The interconnectivity of the global securities market means that aggressive regulators often pursue investigations and enforcement actions across multiple jurisdictions. Sometimes, jurisdictional boundaries and limits on the extra-territoriality of local securities laws can result in multiple governments pursuing the same matter. Additionally, cooperation arrangements enable government agencies to share information with their peer entities around the world.
With all this in mind, the subject of a global investigation may find it daunting to prepare a defence strategy that protects one’s rights across borders, as this requires a multijurisdictional understanding of legal rights and governmental power.
Parties facing global investigations involving the Securities and Futures Commission (SFC) can enhance this understanding through the lessons of the Court of First Instance’s judgment in AA & EA v The Securities and Futures Commission  HKCFI 246, which was handed down on 11 February 2019. These lessons illuminate some strategic challenges to cross-border defence that persist, including:
1. The “Right to Silence” is Limited.
The AA judgment clarifies that where the SFC seeks transaction information under s. 181 of the Securities and Futures Ordinance (SFO), recipients of the information request have a right to not provide information, as privilege against self-incrimination is a “reasonable excuse” for not complying with the request.

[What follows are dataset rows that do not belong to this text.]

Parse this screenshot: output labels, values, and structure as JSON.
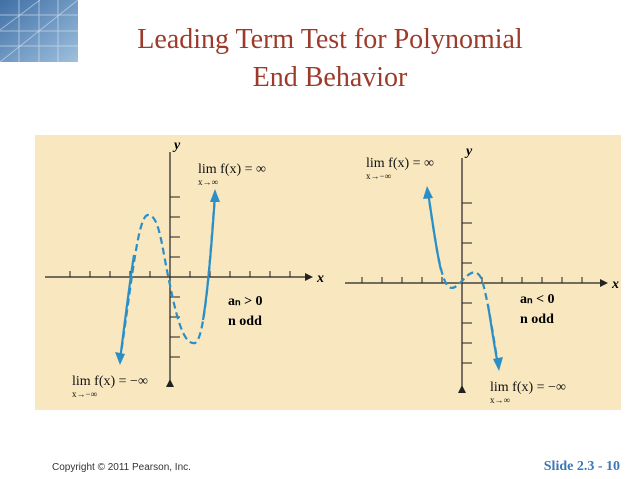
{
  "header": {
    "title_lines": [
      "Leading Term Test for Polynomial",
      "End Behavior"
    ]
  },
  "figure": {
    "panels": [
      {
        "y_axis_label": "y",
        "x_axis_label": "x",
        "upper_limit": {
          "text": "lim f(x) = ∞",
          "subscript": "x→∞"
        },
        "lower_limit": {
          "text": "lim f(x) = −∞",
          "subscript": "x→−∞"
        },
        "conditions": [
          "aₙ > 0",
          "n odd"
        ]
      },
      {
        "y_axis_label": "y",
        "x_axis_label": "x",
        "upper_limit": {
          "text": "lim f(x) = ∞",
          "subscript": "x→−∞"
        },
        "lower_limit": {
          "text": "lim f(x) = −∞",
          "subscript": "x→∞"
        },
        "conditions": [
          "aₙ < 0",
          "n odd"
        ]
      }
    ]
  },
  "footer": {
    "copyright": "Copyright © 2011 Pearson, Inc.",
    "slide_number": "Slide 2.3 - 10"
  }
}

Nevertheless, subjects facing SFC investigations must not misread this as being reasonable in all contexts. As the judgment points out, unlike in s. 181, the SFO expressly states that privilege against self-incrimination is not an excuse where the SFC requests information under s. 179 (production of records and documents) and s. 183 (information relevant to investigations). In those situations, a person must answer the SFC. Although that person may still claim privilege against self-incrimination, this claim only prevents that compelled answer from being used against the person in a criminal proceeding. It is not a right to remain silent—this means there is testimony which may potentially be shared with foreign authorities.
2. Expect the SFC to Meet its Secrecy Obligations, but Prepare for Potential Leaks Abroad.

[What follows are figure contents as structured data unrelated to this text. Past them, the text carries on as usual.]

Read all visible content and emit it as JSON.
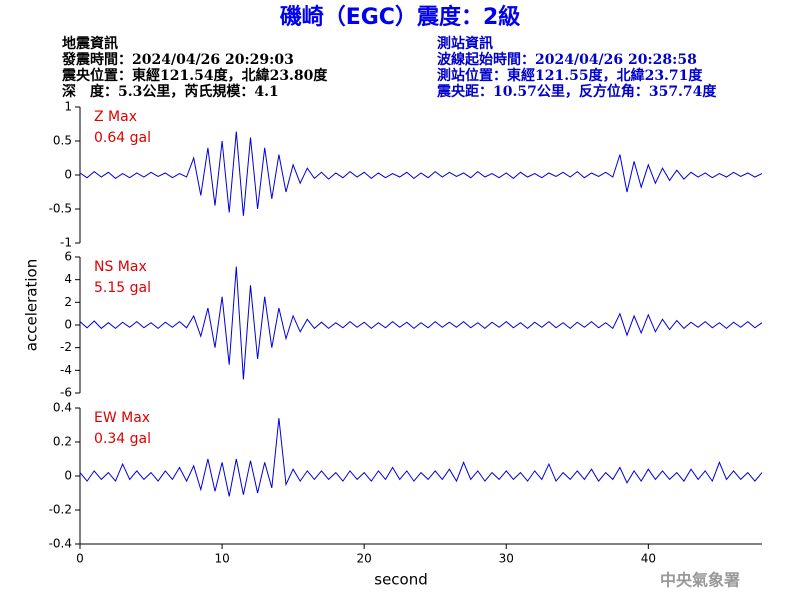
{
  "header": {
    "title": "磯崎（EGC）震度：2級",
    "left": [
      "地震資訊",
      "發震時間：2024/04/26 20:29:03",
      "震央位置：東經121.54度，北緯23.80度",
      "深　度：5.3公里，芮氏規模：4.1"
    ],
    "right": [
      "測站資訊",
      "波線起始時間：2024/04/26 20:28:58",
      "測站位置：東經121.55度，北緯23.71度",
      "震央距：10.57公里，反方位角：357.74度"
    ],
    "footer": "中央氣象署"
  },
  "chart_data": [
    {
      "type": "line",
      "annotations": [
        "Z Max",
        "0.64 gal"
      ],
      "xlim": [
        0,
        48
      ],
      "ylim": [
        -1,
        1
      ],
      "yticks": [
        1,
        0.5,
        0,
        -0.5,
        -1
      ],
      "x": [
        0,
        0.5,
        1,
        1.5,
        2,
        2.5,
        3,
        3.5,
        4,
        4.5,
        5,
        5.5,
        6,
        6.5,
        7,
        7.5,
        8,
        8.5,
        9,
        9.5,
        10,
        10.5,
        11,
        11.5,
        12,
        12.5,
        13,
        13.5,
        14,
        14.5,
        15,
        15.5,
        16,
        16.5,
        17,
        17.5,
        18,
        18.5,
        19,
        19.5,
        20,
        20.5,
        21,
        21.5,
        22,
        22.5,
        23,
        23.5,
        24,
        24.5,
        25,
        25.5,
        26,
        26.5,
        27,
        27.5,
        28,
        28.5,
        29,
        29.5,
        30,
        30.5,
        31,
        31.5,
        32,
        32.5,
        33,
        33.5,
        34,
        34.5,
        35,
        35.5,
        36,
        36.5,
        37,
        37.5,
        38,
        38.5,
        39,
        39.5,
        40,
        40.5,
        41,
        41.5,
        42,
        42.5,
        43,
        43.5,
        44,
        44.5,
        45,
        45.5,
        46,
        46.5,
        47,
        47.5,
        48
      ],
      "series": [
        {
          "color": "#0000dd",
          "values": [
            0.03,
            -0.04,
            0.05,
            -0.03,
            0.04,
            -0.05,
            0.02,
            -0.04,
            0.03,
            -0.03,
            0.04,
            -0.02,
            0.03,
            -0.04,
            0.02,
            -0.03,
            0.25,
            -0.3,
            0.4,
            -0.45,
            0.5,
            -0.55,
            0.64,
            -0.6,
            0.55,
            -0.5,
            0.4,
            -0.35,
            0.3,
            -0.25,
            0.15,
            -0.12,
            0.1,
            -0.05,
            0.04,
            -0.06,
            0.03,
            -0.04,
            0.05,
            -0.03,
            0.04,
            -0.05,
            0.03,
            -0.04,
            0.02,
            -0.03,
            0.04,
            -0.05,
            0.03,
            -0.04,
            0.05,
            -0.03,
            0.04,
            -0.02,
            0.03,
            -0.04,
            0.05,
            -0.03,
            0.02,
            -0.04,
            0.03,
            -0.05,
            0.04,
            -0.03,
            0.02,
            -0.04,
            0.03,
            -0.02,
            0.04,
            -0.03,
            0.05,
            -0.04,
            0.03,
            -0.02,
            0.04,
            -0.03,
            0.3,
            -0.25,
            0.2,
            -0.18,
            0.15,
            -0.12,
            0.1,
            -0.08,
            0.07,
            -0.06,
            0.04,
            -0.03,
            0.03,
            -0.04,
            0.02,
            -0.03,
            0.04,
            -0.02,
            0.03,
            -0.03,
            0.02
          ]
        }
      ]
    },
    {
      "type": "line",
      "annotations": [
        "NS Max",
        "5.15 gal"
      ],
      "ylabel": "acceleration",
      "xlim": [
        0,
        48
      ],
      "ylim": [
        -6,
        6
      ],
      "yticks": [
        6,
        4,
        2,
        0,
        -2,
        -4,
        -6
      ],
      "x": [
        0,
        0.5,
        1,
        1.5,
        2,
        2.5,
        3,
        3.5,
        4,
        4.5,
        5,
        5.5,
        6,
        6.5,
        7,
        7.5,
        8,
        8.5,
        9,
        9.5,
        10,
        10.5,
        11,
        11.5,
        12,
        12.5,
        13,
        13.5,
        14,
        14.5,
        15,
        15.5,
        16,
        16.5,
        17,
        17.5,
        18,
        18.5,
        19,
        19.5,
        20,
        20.5,
        21,
        21.5,
        22,
        22.5,
        23,
        23.5,
        24,
        24.5,
        25,
        25.5,
        26,
        26.5,
        27,
        27.5,
        28,
        28.5,
        29,
        29.5,
        30,
        30.5,
        31,
        31.5,
        32,
        32.5,
        33,
        33.5,
        34,
        34.5,
        35,
        35.5,
        36,
        36.5,
        37,
        37.5,
        38,
        38.5,
        39,
        39.5,
        40,
        40.5,
        41,
        41.5,
        42,
        42.5,
        43,
        43.5,
        44,
        44.5,
        45,
        45.5,
        46,
        46.5,
        47,
        47.5,
        48
      ],
      "series": [
        {
          "color": "#0000dd",
          "values": [
            0.3,
            -0.25,
            0.35,
            -0.3,
            0.2,
            -0.3,
            0.25,
            -0.2,
            0.3,
            -0.25,
            0.2,
            -0.3,
            0.25,
            -0.2,
            0.3,
            -0.25,
            0.8,
            -1,
            1.5,
            -2,
            2.5,
            -3.5,
            5.15,
            -4.8,
            3.5,
            -3,
            2.5,
            -2,
            1.5,
            -1.2,
            0.8,
            -0.6,
            0.5,
            -0.3,
            0.25,
            -0.3,
            0.2,
            -0.25,
            0.3,
            -0.2,
            0.25,
            -0.3,
            0.2,
            -0.25,
            0.3,
            -0.2,
            0.25,
            -0.3,
            0.2,
            -0.25,
            0.3,
            -0.2,
            0.25,
            -0.2,
            0.3,
            -0.25,
            0.2,
            -0.3,
            0.25,
            -0.2,
            0.3,
            -0.25,
            0.2,
            -0.3,
            0.25,
            -0.2,
            0.3,
            -0.25,
            0.2,
            -0.3,
            0.25,
            -0.2,
            0.3,
            -0.25,
            0.2,
            -0.3,
            1,
            -0.9,
            0.8,
            -0.7,
            0.9,
            -0.6,
            0.5,
            -0.4,
            0.4,
            -0.3,
            0.25,
            -0.2,
            0.3,
            -0.25,
            0.2,
            -0.3,
            0.25,
            -0.2,
            0.3,
            -0.25,
            0.2
          ]
        }
      ]
    },
    {
      "type": "line",
      "annotations": [
        "EW Max",
        "0.34 gal"
      ],
      "xlabel": "second",
      "xlim": [
        0,
        48
      ],
      "ylim": [
        -0.4,
        0.4
      ],
      "yticks": [
        0.4,
        0.2,
        0,
        -0.2,
        -0.4
      ],
      "xticks": [
        0,
        10,
        20,
        30,
        40
      ],
      "x": [
        0,
        0.5,
        1,
        1.5,
        2,
        2.5,
        3,
        3.5,
        4,
        4.5,
        5,
        5.5,
        6,
        6.5,
        7,
        7.5,
        8,
        8.5,
        9,
        9.5,
        10,
        10.5,
        11,
        11.5,
        12,
        12.5,
        13,
        13.5,
        14,
        14.5,
        15,
        15.5,
        16,
        16.5,
        17,
        17.5,
        18,
        18.5,
        19,
        19.5,
        20,
        20.5,
        21,
        21.5,
        22,
        22.5,
        23,
        23.5,
        24,
        24.5,
        25,
        25.5,
        26,
        26.5,
        27,
        27.5,
        28,
        28.5,
        29,
        29.5,
        30,
        30.5,
        31,
        31.5,
        32,
        32.5,
        33,
        33.5,
        34,
        34.5,
        35,
        35.5,
        36,
        36.5,
        37,
        37.5,
        38,
        38.5,
        39,
        39.5,
        40,
        40.5,
        41,
        41.5,
        42,
        42.5,
        43,
        43.5,
        44,
        44.5,
        45,
        45.5,
        46,
        46.5,
        47,
        47.5,
        48
      ],
      "series": [
        {
          "color": "#0000dd",
          "values": [
            0.02,
            -0.03,
            0.03,
            -0.02,
            0.02,
            -0.03,
            0.07,
            -0.02,
            0.03,
            -0.02,
            0.02,
            -0.03,
            0.03,
            -0.02,
            0.05,
            -0.03,
            0.06,
            -0.08,
            0.1,
            -0.09,
            0.08,
            -0.12,
            0.1,
            -0.11,
            0.09,
            -0.1,
            0.08,
            -0.07,
            0.34,
            -0.05,
            0.04,
            -0.03,
            0.03,
            -0.02,
            0.03,
            -0.02,
            0.02,
            -0.03,
            0.03,
            -0.02,
            0.02,
            -0.03,
            0.03,
            -0.02,
            0.05,
            -0.02,
            0.03,
            -0.03,
            0.02,
            -0.02,
            0.03,
            -0.02,
            0.04,
            -0.03,
            0.08,
            -0.02,
            0.03,
            -0.03,
            0.02,
            -0.02,
            0.03,
            -0.02,
            0.02,
            -0.03,
            0.03,
            -0.02,
            0.07,
            -0.03,
            0.02,
            -0.02,
            0.03,
            -0.02,
            0.04,
            -0.03,
            0.02,
            -0.02,
            0.05,
            -0.04,
            0.03,
            -0.03,
            0.04,
            -0.02,
            0.03,
            -0.02,
            0.02,
            -0.03,
            0.04,
            -0.02,
            0.03,
            -0.03,
            0.08,
            -0.02,
            0.03,
            -0.02,
            0.02,
            -0.03,
            0.02
          ]
        }
      ]
    }
  ]
}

Consistent with ss. 186 and 378 of the SFO, the SFC can disclose information to overseas regulators under certain conditions, including a statutory obligation of ensuring secrecy of its investigations. The Applicant in AA argued that the SFC failed to take reasonable steps to ensure the foreign regulators with whom it was sharing information complied with these secrecy obligations, as partly evidenced by information leaking to foreign media in that case.
The AA judgment, however, found that the SFC a) took secrecy seriously; b) constantly reminded its overseas counterparts of the confidentiality of the provided information; and c) received assurances that the counterparts would not circulate the information to third parties without the SFC’s consent.
There are two lessons here: First, based on AA, the SFC’s obligation to ensure secrecy is serious but it can often meet the obligation without difficulty through reminders and assurances appropriate for the circumstances. Second, there is a risk that overseas regulators—who are outside the SFC’s practical control—may lack the same appreciation of, or approach to, information security, even when intending to act in good faith.
A global defence strategy must therefore account for the worst-case scenario of information leakage causing both legal prejudice and harm to business and/or reputation.
3. Foreign Criminal Exposure Remains a Risk Despite SFO Protections.
Before the SFC can share information secured under ss. 179 or 183 with foreign authorities, it must meet another condition: if the information provider made a claim of privilege against self-incrimination, then the SFC shall not provide the information to a foreign authority for use in criminal proceedings against that person in that foreign jurisdiction.
Applying the standard in Koon Wing Yee v Insider Dealing Tribunal (2008) 11 HKCFAR 170, the AA judgment confirmed the evaluative factors the court uses to determine whether foreign proceedings are criminal in this context: the a) classification of the offence under domestic law; b) nature of the offence; and c) nature and severity of the potential sanction. On this last point, the AA judgment found the significant financial penalties involved in that matter to be a disgorgement of illicit profits—rather than a punitive or deterrent fine—which made those foreign proceedings civil, rather than criminal in nature.
This highlights that sometimes the difference between civil and criminal matters can be a matter of interpretation. Consequently, overseas criminal exposure derived from cross-border information sharing remains despite the ostensible SFO protections against it, subject to applicable foreign laws and rights.
Persons facing SFC investigations or other information requests should prudently prepare for how foreign governments may use the information that person provides to the SFC in a way that creates greater global liability. Preparing a multijurisdictional defence strategy at an early stage can maximise the chances of a successful outcome across borders.